Thursday 25 February 2016

Swell's Night Guides.


Nudge nudge wink wink for the Victorian man about town.

Some info: "Swell’s Night Guides were guidebooks for the fashionable man-about-town, and probably published in the 1830s and early 1840s. The books described the clubs, pubs and bars in which prostitutes were to be found. One lists theaters, noting their advantages and drawbacks for a man of pleasure: those in which the doormen would let men behind the scenes to meet the dancing-girls, those that had boxes with locks on the doors, and so on.  
There were also addresses for ‘Introducing Houses’, where women waited for clients. Some were just the upstairs rooms of pubs, while others masqueraded as respectable businesses, with a brass plaque – the sign of the professional middle-classes – on the doors claiming the house was a doctor’s, or a milliner’s, or a dressmaker’s. The Guides were horrifyingly blunt about what was to be found there, and about the ways in which men regarded the women. At Mme Matileau’s establishments, in Soho and Kensington,
nothing is allowed to get stale... you may have your meat dressed to your own liking... her flock is in prime condition, and always ready for sticking; when any of them are fried, they are turned out to grass... consequently the rot, bots, glanders, and other diseases incidental to cattle, are not generally known here. 

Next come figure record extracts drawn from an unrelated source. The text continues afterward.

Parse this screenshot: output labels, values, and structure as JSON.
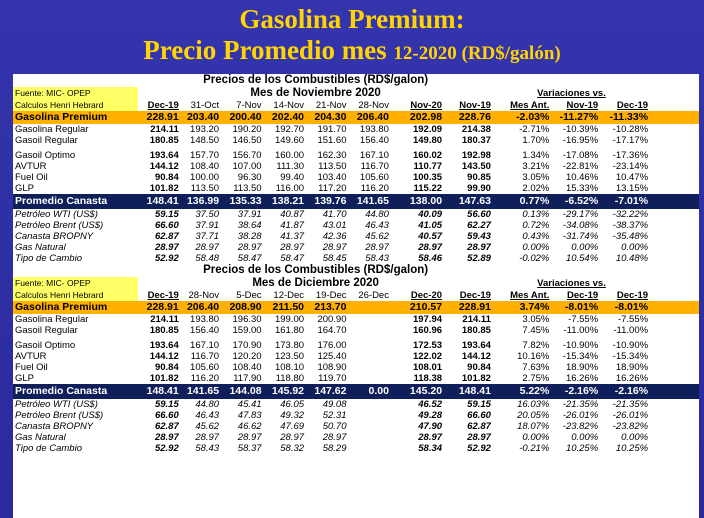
{
  "title": {
    "line1": "Gasolina Premium:",
    "line2_main": "Precio Promedio mes",
    "line2_small": "12-2020 (RD$/galón)"
  },
  "blocks": [
    {
      "heading": "Precios de los Combustibles (RD$/galon)",
      "subheading": "Mes de Noviembre 2020",
      "source1": "Fuente: MIC- OPEP",
      "source2": "Calculos Henri Hebrard",
      "variaciones": "Variaciones vs.",
      "headers": [
        "Dec-19",
        "31-Oct",
        "7-Nov",
        "14-Nov",
        "21-Nov",
        "28-Nov",
        "Nov-20",
        "Nov-19",
        "Mes Ant.",
        "Nov-19",
        "Dec-19"
      ],
      "premium": {
        "label": "Gasolina Premium",
        "v": [
          "228.91",
          "203.40",
          "200.40",
          "202.40",
          "204.30",
          "206.40",
          "202.98",
          "228.76",
          "-2.03%",
          "-11.27%",
          "-11.33%"
        ]
      },
      "rows1": [
        {
          "label": "Gasolina Regular",
          "v": [
            "214.11",
            "193.20",
            "190.20",
            "192.70",
            "191.70",
            "193.80",
            "192.09",
            "214.38",
            "-2.71%",
            "-10.39%",
            "-10.28%"
          ]
        },
        {
          "label": "Gasoil Regular",
          "v": [
            "180.85",
            "148.50",
            "146.50",
            "149.60",
            "151.60",
            "156.40",
            "149.80",
            "180.37",
            "1.70%",
            "-16.95%",
            "-17.17%"
          ]
        }
      ],
      "rows2": [
        {
          "label": "Gasoil Optimo",
          "v": [
            "193.64",
            "157.70",
            "156.70",
            "160.00",
            "162.30",
            "167.10",
            "160.02",
            "192.98",
            "1.34%",
            "-17.08%",
            "-17.36%"
          ]
        },
        {
          "label": "AVTUR",
          "v": [
            "144.12",
            "108.40",
            "107.00",
            "111.30",
            "113.50",
            "116.70",
            "110.77",
            "143.50",
            "3.21%",
            "-22.81%",
            "-23.14%"
          ]
        },
        {
          "label": "Fuel Oil",
          "v": [
            "90.84",
            "100.00",
            "96.30",
            "99.40",
            "103.40",
            "105.60",
            "100.35",
            "90.85",
            "3.05%",
            "10.46%",
            "10.47%"
          ]
        },
        {
          "label": "GLP",
          "v": [
            "101.82",
            "113.50",
            "113.50",
            "116.00",
            "117.20",
            "116.20",
            "115.22",
            "99.90",
            "2.02%",
            "15.33%",
            "13.15%"
          ]
        }
      ],
      "canasta": {
        "label": "Promedio Canasta",
        "v": [
          "148.41",
          "136.99",
          "135.33",
          "138.21",
          "139.76",
          "141.65",
          "138.00",
          "147.63",
          "0.77%",
          "-6.52%",
          "-7.01%"
        ]
      },
      "italic": [
        {
          "label": "Petróleo WTI (US$)",
          "v": [
            "59.15",
            "37.50",
            "37.91",
            "40.87",
            "41.70",
            "44.80",
            "40.09",
            "56.60",
            "0.13%",
            "-29.17%",
            "-32.22%"
          ]
        },
        {
          "label": "Petróleo Brent (US$)",
          "v": [
            "66.60",
            "37.91",
            "38.64",
            "41.87",
            "43.01",
            "46.43",
            "41.05",
            "62.27",
            "0.72%",
            "-34.08%",
            "-38.37%"
          ]
        },
        {
          "label": "Canasta BROPNY",
          "v": [
            "62.87",
            "37.71",
            "38.28",
            "41.37",
            "42.36",
            "45.62",
            "40.57",
            "59.43",
            "0.43%",
            "-31.74%",
            "-35.48%"
          ]
        },
        {
          "label": "Gas Natural",
          "v": [
            "28.97",
            "28.97",
            "28.97",
            "28.97",
            "28.97",
            "28.97",
            "28.97",
            "28.97",
            "0.00%",
            "0.00%",
            "0.00%"
          ]
        },
        {
          "label": "Tipo de Cambio",
          "v": [
            "52.92",
            "58.48",
            "58.47",
            "58.47",
            "58.45",
            "58.43",
            "58.46",
            "52.89",
            "-0.02%",
            "10.54%",
            "10.48%"
          ]
        }
      ]
    },
    {
      "heading": "Precios de los Combustibles (RD$/galon)",
      "subheading": "Mes de Diciembre 2020",
      "source1": "Fuente: MIC- OPEP",
      "source2": "Calculos Henri Hebrard",
      "variaciones": "Variaciones vs.",
      "headers": [
        "Dec-19",
        "28-Nov",
        "5-Dec",
        "12-Dec",
        "19-Dec",
        "26-Dec",
        "Dec-20",
        "Dec-19",
        "Mes Ant.",
        "Dec-19",
        "Dec-19"
      ],
      "premium": {
        "label": "Gasolina Premium",
        "v": [
          "228.91",
          "206.40",
          "208.90",
          "211.50",
          "213.70",
          "",
          "210.57",
          "228.91",
          "3.74%",
          "-8.01%",
          "-8.01%"
        ]
      },
      "rows1": [
        {
          "label": "Gasolina Regular",
          "v": [
            "214.11",
            "193.80",
            "196.30",
            "199.00",
            "200.90",
            "",
            "197.94",
            "214.11",
            "3.05%",
            "-7.55%",
            "-7.55%"
          ]
        },
        {
          "label": "Gasoil Regular",
          "v": [
            "180.85",
            "156.40",
            "159.00",
            "161.80",
            "164.70",
            "",
            "160.96",
            "180.85",
            "7.45%",
            "-11.00%",
            "-11.00%"
          ]
        }
      ],
      "rows2": [
        {
          "label": "Gasoil Optimo",
          "v": [
            "193.64",
            "167.10",
            "170.90",
            "173.80",
            "176.00",
            "",
            "172.53",
            "193.64",
            "7.82%",
            "-10.90%",
            "-10.90%"
          ]
        },
        {
          "label": "AVTUR",
          "v": [
            "144.12",
            "116.70",
            "120.20",
            "123.50",
            "125.40",
            "",
            "122.02",
            "144.12",
            "10.16%",
            "-15.34%",
            "-15.34%"
          ]
        },
        {
          "label": "Fuel Oil",
          "v": [
            "90.84",
            "105.60",
            "108.40",
            "108.10",
            "108.90",
            "",
            "108.01",
            "90.84",
            "7.63%",
            "18.90%",
            "18.90%"
          ]
        },
        {
          "label": "GLP",
          "v": [
            "101.82",
            "116.20",
            "117.90",
            "118.80",
            "119.70",
            "",
            "118.38",
            "101.82",
            "2.75%",
            "16.26%",
            "16.26%"
          ]
        }
      ],
      "canasta": {
        "label": "Promedio Canasta",
        "v": [
          "148.41",
          "141.65",
          "144.08",
          "145.92",
          "147.62",
          "0.00",
          "145.20",
          "148.41",
          "5.22%",
          "-2.16%",
          "-2.16%"
        ]
      },
      "italic": [
        {
          "label": "Petróleo WTI (US$)",
          "v": [
            "59.15",
            "44.80",
            "45.41",
            "46.05",
            "49.08",
            "",
            "46.52",
            "59.15",
            "16.03%",
            "-21.35%",
            "-21.35%"
          ]
        },
        {
          "label": "Petróleo Brent (US$)",
          "v": [
            "66.60",
            "46.43",
            "47.83",
            "49.32",
            "52.31",
            "",
            "49.28",
            "66.60",
            "20.05%",
            "-26.01%",
            "-26.01%"
          ]
        },
        {
          "label": "Canasta BROPNY",
          "v": [
            "62.87",
            "45.62",
            "46.62",
            "47.69",
            "50.70",
            "",
            "47.90",
            "62.87",
            "18.07%",
            "-23.82%",
            "-23.82%"
          ]
        },
        {
          "label": "Gas Natural",
          "v": [
            "28.97",
            "28.97",
            "28.97",
            "28.97",
            "28.97",
            "",
            "28.97",
            "28.97",
            "0.00%",
            "0.00%",
            "0.00%"
          ]
        },
        {
          "label": "Tipo de Cambio",
          "v": [
            "52.92",
            "58.43",
            "58.37",
            "58.32",
            "58.29",
            "",
            "58.34",
            "52.92",
            "-0.21%",
            "10.25%",
            "10.25%"
          ]
        }
      ]
    }
  ],
  "colors": {
    "background": "#2f2fa6",
    "title": "#ffd400",
    "premium_row": "#ffb000",
    "canasta_row": "#0f1f5a",
    "source_label": "#ffff66"
  }
}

The publisher’s address is in the heart of the pornography-printing district, and W West, the printer of one (one other has a fake name, and the third is missing that page), was long-established there. The books are extraordinarily rare today – there appear to be just five surviving in the world. 
The guides followed a tradition of such books. In the early 18th century Ned Ward’s The Secret History of London Clubs contained information on a ‘Bawds’ Initiating Club’, and the notorious Harris’s List of Covent Garden Ladies was published for at least three decades between 1764 and 1788, giving names, addresses, prices and descriptions of prostitutes. In the more decorous 19th century, this type of book became rarer – rarer, but it never quite vanished."